Dara diam tidak berkata apa-apa lagi, hening seribu bahasa, ia lalu memeluk bantal yang tergeletak di sisinya dengan gerakan yang terlihat sangat malas.

Melihat Dara benar-benar tidak ingin diganggu, akhirnya Guntur mengalah, perlahan pergi dengan langkah yang terlihat gontai, ia membiarkan istrinya tidur sendirian di kursi sofa ruang tengah. Langkahnya benar-benar nampak lesu, perjalanan menuju ke kamarnya saja terasa berat dan melelahkan.

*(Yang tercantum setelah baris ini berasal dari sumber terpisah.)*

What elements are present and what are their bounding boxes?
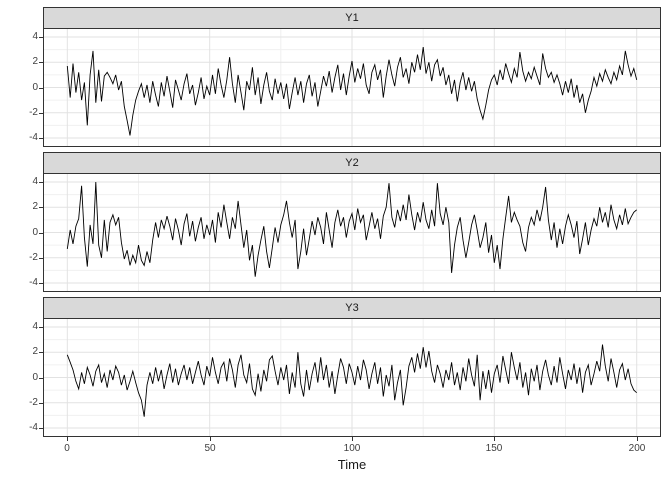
y-axis-tick-mark xyxy=(39,207,43,208)
y-axis-tick-label: -2 xyxy=(29,252,38,263)
y-axis-tick-label: -4 xyxy=(29,422,38,433)
y-axis-tick-mark xyxy=(39,258,43,259)
facet-strip-label-y3: Y3 xyxy=(345,302,359,314)
x-axis-tick-mark xyxy=(637,437,638,441)
y-axis-tick-mark xyxy=(39,378,43,379)
x-axis-title: Time xyxy=(337,457,367,472)
x-axis-tick-label: 200 xyxy=(628,443,646,454)
time-series-line-y3 xyxy=(66,344,638,417)
x-axis-tick-label: 0 xyxy=(64,443,70,454)
y-axis-tick-label: -2 xyxy=(29,397,38,408)
y-axis-tick-label: 2 xyxy=(32,346,38,357)
y-axis-tick-label: -4 xyxy=(29,277,38,288)
y-axis-tick-label: 2 xyxy=(32,201,38,212)
facet-strip-label-y2: Y2 xyxy=(345,157,359,169)
y-axis-tick-label: -4 xyxy=(29,132,38,143)
x-axis-tick-mark xyxy=(494,437,495,441)
facet-strip-label-y1: Y1 xyxy=(345,12,359,24)
series-plot-y3 xyxy=(44,319,660,436)
y-axis-tick-label: 2 xyxy=(32,56,38,67)
y-axis-tick-label: 0 xyxy=(32,82,38,93)
series-plot-y1 xyxy=(44,29,660,146)
y-axis-tick-mark xyxy=(39,62,43,63)
y-axis-tick-label: 4 xyxy=(32,176,38,187)
y-axis-tick-mark xyxy=(39,182,43,183)
facet-strip-y3: Y3 xyxy=(43,297,661,319)
y-axis-tick-label: 4 xyxy=(32,321,38,332)
y-axis-tick-label: 4 xyxy=(32,31,38,42)
x-axis-tick-mark xyxy=(67,437,68,441)
y-axis-tick-label: 0 xyxy=(32,227,38,238)
x-axis-tick-label: 150 xyxy=(485,443,503,454)
y-axis-tick-mark xyxy=(39,283,43,284)
y-axis-tick-mark xyxy=(39,403,43,404)
y-axis-tick-label: 0 xyxy=(32,372,38,383)
time-series-line-y2 xyxy=(66,181,637,277)
y-axis-tick-mark xyxy=(39,113,43,114)
facet-strip-y2: Y2 xyxy=(43,152,661,174)
y-axis-tick-mark xyxy=(39,37,43,38)
time-series-line-y1 xyxy=(66,47,638,136)
plot-panel-y2 xyxy=(43,173,661,292)
x-axis-tick-mark xyxy=(210,437,211,441)
series-plot-y2 xyxy=(44,174,660,291)
x-axis-tick-label: 100 xyxy=(343,443,361,454)
x-axis-tick-mark xyxy=(352,437,353,441)
y-axis-tick-mark xyxy=(39,138,43,139)
y-axis-tick-mark xyxy=(39,88,43,89)
plot-panel-y3 xyxy=(43,318,661,437)
facet-strip-y1: Y1 xyxy=(43,7,661,29)
x-axis-tick-label: 50 xyxy=(204,443,216,454)
y-axis-tick-label: -2 xyxy=(29,107,38,118)
y-axis-tick-mark xyxy=(39,233,43,234)
y-axis-tick-mark xyxy=(39,352,43,353)
y-axis-tick-mark xyxy=(39,327,43,328)
y-axis-tick-mark xyxy=(39,428,43,429)
plot-panel-y1 xyxy=(43,28,661,147)
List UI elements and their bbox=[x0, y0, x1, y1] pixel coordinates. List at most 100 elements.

Beban pikiran yang mendekam di dalam kepala selama berbulan--bulan membuatnya stress. Semua permasalahan yang mengguncang pernikahannya sangat berpengaruh terhadap kualitas hidupnya, terutama kehidupan rumah tangganya dengan Dara, wanita yang selama ini sangat ia cintai.

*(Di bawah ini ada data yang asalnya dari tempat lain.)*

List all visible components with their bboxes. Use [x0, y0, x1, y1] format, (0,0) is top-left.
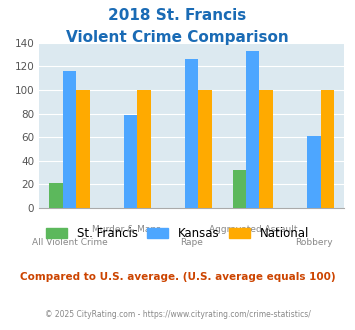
- Text: Murder & Mans...: Murder & Mans...: [92, 225, 169, 234]
- Bar: [49, 183, 63, 208]
- Bar: [137, 90, 151, 208]
- Legend: St. Francis, Kansas, National: St. Francis, Kansas, National: [46, 227, 309, 240]
- Text: Violent Crime Comparison: Violent Crime Comparison: [66, 30, 289, 45]
- Text: © 2025 CityRating.com - https://www.cityrating.com/crime-statistics/: © 2025 CityRating.com - https://www.city…: [45, 310, 310, 319]
- Bar: [185, 59, 198, 208]
- Bar: [63, 71, 76, 208]
- Bar: [246, 51, 260, 208]
- Text: Aggravated Assault: Aggravated Assault: [208, 225, 297, 234]
- Text: Compared to U.S. average. (U.S. average equals 100): Compared to U.S. average. (U.S. average …: [20, 272, 335, 282]
- Bar: [321, 90, 334, 208]
- Bar: [233, 170, 246, 208]
- Bar: [124, 115, 137, 208]
- Bar: [307, 136, 321, 208]
- Bar: [198, 90, 212, 208]
- Text: All Violent Crime: All Violent Crime: [32, 239, 108, 248]
- Text: 2018 St. Francis: 2018 St. Francis: [108, 8, 247, 23]
- Bar: [260, 90, 273, 208]
- Text: Robbery: Robbery: [295, 239, 333, 248]
- Text: Rape: Rape: [180, 239, 203, 248]
- Bar: [76, 90, 90, 208]
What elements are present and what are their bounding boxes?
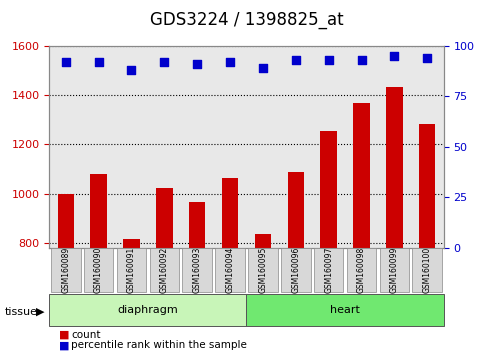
FancyBboxPatch shape xyxy=(49,294,247,326)
Text: GDS3224 / 1398825_at: GDS3224 / 1398825_at xyxy=(150,11,343,29)
Text: ▶: ▶ xyxy=(35,307,44,316)
FancyBboxPatch shape xyxy=(215,248,245,292)
FancyBboxPatch shape xyxy=(84,248,113,292)
Bar xyxy=(419,124,435,248)
Bar xyxy=(90,174,107,248)
Bar xyxy=(123,239,140,248)
Text: GSM160091: GSM160091 xyxy=(127,247,136,293)
Bar xyxy=(386,87,403,248)
Text: GSM160100: GSM160100 xyxy=(423,247,432,293)
FancyBboxPatch shape xyxy=(314,248,344,292)
FancyBboxPatch shape xyxy=(380,248,409,292)
Bar xyxy=(255,234,271,248)
Point xyxy=(325,57,333,63)
Bar xyxy=(189,202,206,248)
FancyBboxPatch shape xyxy=(117,248,146,292)
Text: GSM160092: GSM160092 xyxy=(160,247,169,293)
Point xyxy=(259,65,267,71)
Point xyxy=(193,61,201,67)
FancyBboxPatch shape xyxy=(149,248,179,292)
Text: count: count xyxy=(71,330,101,339)
FancyBboxPatch shape xyxy=(413,248,442,292)
Text: diaphragm: diaphragm xyxy=(117,305,178,315)
Text: GSM160090: GSM160090 xyxy=(94,247,103,293)
Text: GSM160089: GSM160089 xyxy=(61,247,70,293)
Bar xyxy=(287,172,304,248)
Text: tissue: tissue xyxy=(5,307,38,316)
Text: ■: ■ xyxy=(59,330,70,339)
FancyBboxPatch shape xyxy=(182,248,212,292)
Text: percentile rank within the sample: percentile rank within the sample xyxy=(71,340,247,350)
Text: GSM160098: GSM160098 xyxy=(357,247,366,293)
Text: GSM160095: GSM160095 xyxy=(258,247,267,293)
Bar xyxy=(353,103,370,248)
Point xyxy=(160,59,168,65)
Bar xyxy=(58,194,74,248)
FancyBboxPatch shape xyxy=(246,294,444,326)
Text: heart: heart xyxy=(330,305,360,315)
Point xyxy=(390,53,398,59)
Text: GSM160093: GSM160093 xyxy=(193,247,202,293)
Point xyxy=(95,59,103,65)
FancyBboxPatch shape xyxy=(248,248,278,292)
Point xyxy=(128,67,136,73)
Point xyxy=(423,55,431,61)
Bar xyxy=(320,131,337,248)
FancyBboxPatch shape xyxy=(347,248,376,292)
Text: GSM160097: GSM160097 xyxy=(324,247,333,293)
Text: GSM160096: GSM160096 xyxy=(291,247,300,293)
Text: GSM160094: GSM160094 xyxy=(226,247,235,293)
FancyBboxPatch shape xyxy=(281,248,311,292)
Text: GSM160099: GSM160099 xyxy=(390,247,399,293)
Text: ■: ■ xyxy=(59,340,70,350)
Point xyxy=(226,59,234,65)
FancyBboxPatch shape xyxy=(51,248,80,292)
Point xyxy=(292,57,300,63)
Point xyxy=(62,59,70,65)
Bar xyxy=(156,188,173,248)
Bar xyxy=(222,178,238,248)
Point xyxy=(357,57,365,63)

Tidak ada lagi keharmonisan seperti waktu mereka pacaran. Sebenarnya, saktu itu di Villa miliknya, Dara sudah siap untuk menyerahkan semuanya, tetapi Guntur sangat ketakutan, jika Dara mengetahui kelemahannya, bisa jadi waktu itu Dara pergi meninggalkannya saat itu juga.

Guntur berharap setelah mereka menikah ia sudah kembali menjadi lelaki normal yang gagah seperti sebelumnya, tetapi harapannya pupus. Segala obat dari racikan kimia sampai obat-obatan herbal yang ia konsumsi masih juga belum menunjukan tanda-tanda keberhasilan.

"Arrrrgh!" Teriak Guntur dalam hati, suara kencang yang menggeram hanya terdengar dari dalam kepalanya saja.